An array is given, and an index present in it.
A window must be chosen such that it includes the index, has this component maximized — sum(a[i]...a[j])*(j-i+1), but the component must be equal to or less than the threshold (sum(a[i]...a[j])*(j-i+1) <= threshold).
How we can solve this question optimally?
One example of the problem:
Input
N: 8
Arr[]: [2,-3,-4,5,5,6,7,8]
Ind: 4
Threshold = 20
Output
One possible answer
[5,5]
Explanation of output
[5, 5] = 10*2 = 20 <= 20 (threshold)
Is it given, that the elements can be non-negative only ?
Yes, they can be negative too.
I can think of an O(nlog(n)). But it will only work when all a[i]>=0.
We will find the minimum index l such that sum(a[l]...a[i])*(i-l+1)<threshold and then we will loop from l to i. For each iteration we will find a suitable right index>=i using binary search and store the maximum valid answer. Whenever we get a better answer, we simply update the answer.
we can use two pointer as well if they are non-negative. Take two pointers l ,r.pointing to first element of the array initially now we expand the range ( increment r ) as long as we can expand (i.e sum(a[i]...a[j])*(j-i+1) <= threshold) and if the component of our range exceeds the threshold we shrink our range (increment l ). and we can take the maximum among the plausible ranges to get our answer.
It will give a WA
Input Arr : [1,2,3,4,-5].
Ind : 3
Threshold =25.
Yes, he did mention that it will only work when all the values are non-negative.
Oh I didn't saw that , my bad
How is the output [5,5] , and do we have to find component with minimum length or any component will work , and what are the constraints .
Any component will work.
Explanation of output [5, 5] = 10*2 = 20 <= 20 (threshold)
Shouldn't it be [4,5] ( 1 based indexing )
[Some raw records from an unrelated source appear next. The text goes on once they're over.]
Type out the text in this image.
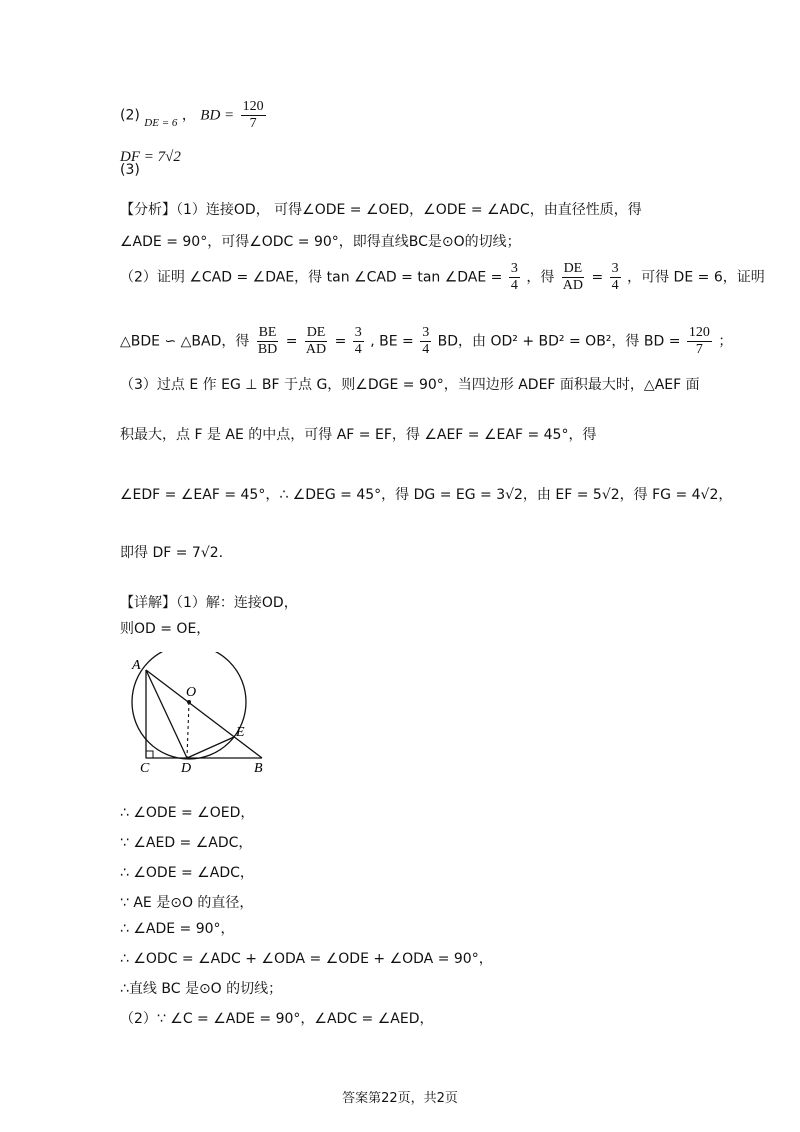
(2) $_{DE = 6}$ ， BD = $\frac{120}{7}$
DF = 7√2
(3)
【分析】（1）连接OD， 可得∠ODE = ∠OED，∠ODE = ∠ADC，由直径性质，得
∠ADE = 90°，可得∠ODC = 90°，即得直线BC是⊙O的切线；
（2）证明 ∠CAD = ∠DAE，得 tan ∠CAD = tan ∠DAE = $\frac{3}{4}$ ，得 $\frac{DE}{AD} = \frac{3}{4}$ ，可得 DE = 6，证明
△BDE ∽ △BAD，得 $\frac{BE}{BD} = \frac{DE}{AD} = \frac{3}{4}$ , BE = $\frac{3}{4}$ BD，由 OD² + BD² = OB²，得 BD = $\frac{120}{7}$ ；
（3）过点 E 作 EG ⊥ BF 于点 G，则∠DGE = 90°，当四边形 ADEF 面积最大时，△AEF 面
积最大，点 F 是 AE 的中点，可得 AF = EF，得 ∠AEF = ∠EAF = 45°，得
∠EDF = ∠EAF = 45°，∴ ∠DEG = 45°，得 DG = EG = 3√2，由 EF = 5√2，得 FG = 4√2，
即得 DF = 7√2.
【详解】（1）解：连接OD，
则OD = OE，
A
O
E
C D	B
∴ ∠ODE = ∠OED，
∵ ∠AED = ∠ADC，
∴ ∠ODE = ∠ADC，
∵ AE 是⊙O 的直径，
∴ ∠ADE = 90°，
∴ ∠ODC = ∠ADC + ∠ODA = ∠ODE + ∠ODA = 90°，
∴直线 BC 是⊙O 的切线；
（2）∵ ∠C = ∠ADE = 90°，∠ADC = ∠AED，
答案第22页，共2页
I had placed actual elements there, your output is correct if we return the indexes
I'm not sure as I am noob but we can use DP here to compute all values lesser than Or equal to threshold which includes index element and print max of it again I'm not sure I'm just telling one of the possibility that came to my mind
This is O(n²) in the worst case as count of such numbers can be of the order n². For example take threshold value to be very large, and all the elements to 0 maybe. Now whatever combination you take you will get the value less than threshold value. Suppose there are r elements to the right of index and l elements to the left of index (can be index itself). Total number of possibilities = r*l = r*(n-r) This will be maximum at r=n/2. Therefore in the worst case total number of possibilities = n²/4 .... So even if you use some kind of dp to store all the values less than or equal to threshold then also it's O(n²) atleast.
What if we use some kind of modified kadane here?
Looks very hard, I've seen some similar problems in the past (no spoilers) and even without the threshold they were rather tough, so I don't think that netflix expects a subquadratic solution here.
Thanks for the affirmation. I was wondering how one can expect to achieve subquadratic time in an interview.
Ok, I posted to get a sense of answers. I proposed quadratic too myself during the interview.
can we use CHT here ??
like lets say the line $$$y = threshold $$$, passing through the envelope of hull, interesects on two x-coordinates,$$$x_{left}$$$ and $$$x_{right}$$$ , so for the range $$$[x_{left},x_{right}]$$$, answer is the value on the hull, but how to optimally construct envelope for range so we could answer for any point in range $$$[-\infty,\infty] $$$.
Or any other way to solve this, just curious !! :)
Can't think of anything close to linear/nlogn,i believe that they were expecting O(N*N).
Did you talk through the bruteforce and then gradually arrived to some optimal solution taking hints from interviewer?